Castle Park
- Interactive map of Castle Park
- Location: Riverside, California, United States
- Coordinates: 33°54′10″N 117°28′06″W﻿ / ﻿33.90278°N 117.46833°W
- Opened: 1976
- Owner: Lucky Strike Entertainment Corporation
- Operating season: Year Round
- Area: 25 acres (10 ha)

Attractions
- Total: 21
- Roller coasters: 1
- Website: Castle Park

= Castle Park (amusement park) =

Amusement park in Riverside, California, US

Castle Park, formerly Castle Amusement Park, is a 25-acre amusement park and family amusement center located in Riverside, California. The park utilizes a medieval "castle" theme and includes attractions such as a miniature golf course, arcade, and 21 amusement rides including one roller coaster, Merlin's Revenge, a junior rollercoaster. The main "castle" themed building, houses the arcade. The park was designed, built and operated by Bud Hurlbut, who designed several rides at Knott's Berry Farm. Castle Park is currently owned and operated by Lucky Strike Entertainment Corporation.

==History==
The park opened in 1976 as a family entertainment center, featuring a castle themed building housing a large two-level video game arcade, and an outdoor miniature golf course. In 1985, the park expanded by adding an adjacent amusement ride area, featuring a collection of classic rides such as a Dentzel carousel built in 1905, a miniature railroad, and the Saw Mill Plunge log flume ride, thus becoming a legitimate amusement park.

In 1999, the park opened Ghost Blasters, an interactive dark ride designed by Sally Corporation. The ride features laser guns which riders use to shoot at targets to accumulate points. The attraction is the park's first and only dark ride, and occupies the entire second floor of the former arcade area inside the main castle building, reducing the arcade to only the first floor.

In 2008, the park opened "Dragon Flyer", a spinning flat ride, and "Screamin' Demon", a spinning wild mouse rollercoaster.

On May 25, 2019, a woman was critically injured and her husband and child suffered less-severe injuries when the log ride malfunctioned and threw them into the water. The guests recovered mostly from their injuries.
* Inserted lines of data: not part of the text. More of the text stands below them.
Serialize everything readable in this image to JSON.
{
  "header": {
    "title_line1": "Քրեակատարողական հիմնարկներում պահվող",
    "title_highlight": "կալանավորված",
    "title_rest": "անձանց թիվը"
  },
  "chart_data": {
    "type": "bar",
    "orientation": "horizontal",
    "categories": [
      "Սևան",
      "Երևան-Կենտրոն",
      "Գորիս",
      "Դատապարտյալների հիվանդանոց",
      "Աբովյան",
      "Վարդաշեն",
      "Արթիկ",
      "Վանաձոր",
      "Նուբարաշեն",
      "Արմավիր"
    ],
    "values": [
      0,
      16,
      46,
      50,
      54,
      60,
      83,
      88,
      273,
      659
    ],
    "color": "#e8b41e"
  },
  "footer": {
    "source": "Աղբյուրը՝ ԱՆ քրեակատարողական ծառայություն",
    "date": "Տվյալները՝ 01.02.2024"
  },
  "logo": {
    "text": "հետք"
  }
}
In early 2025, the park was sold to Herschend Family Entertainment. Herschend sold the park to Lucky Strike Entertainment Corporation two months later in July 2025.

==Attractions==
Rides:
- Antique Car Ride
- Bumper Cars
- Castle Park Railroad - A narrow gauge railroad.
- Dragon Flyer - A "flying" ride.
- Dragons Tower - A vertical drop ride.
- Fireball - A looping ride.
- Flying Animals - A "Dumbo" style flat ride.
- Flying Saucer - A spinning gravity ride (a Gravitron).
- Kings Crown - A swing ride.
- Sawmill Plunge - A log flume ride.
- Merlin's Revenge - A junior rollercoaster.
- Merry-Go-Round - A Dentzel Carousel built in 1907.
- Riverside Express - A gauge ridable miniature train ride.
- Rockin' Tug
- Scrambler
- Sea Dragon - A swinging ship.
- Sea planes - A children's flat ride.
- Spaceships - A children's flat ride.
- Tilt-a-Whirl
- Whip - A centrifugal ride.

Other Attractions:
- Buccaneer Cove - A water play area.
- Arcade - A video game arcade also housing the "Ghost Blasters" attraction.
- Miniature Golf - An 18-hole miniature golf course area.
- The Big Top - A private parties facility.

Former Attractions:
- Ghost Blasters - An interactive Dark ride located in the arcade.
- Little Dipper - A children's rollercoaster.
- Motorcycles
- Falling Star - A rotating pendulum ride
- Thunderbolt
- Trabant
- Ferris Wheel
- Tornado Coaster - Zamperla Powered Kiddie Coaster
- Cyclone Racer - Musik Express
- Samba - A children's helicopter ride
- Screamin' Demon
- Go Karts - Was originally part of the "Big Top" area. Its former site is now occupied by "Screamin' Demon".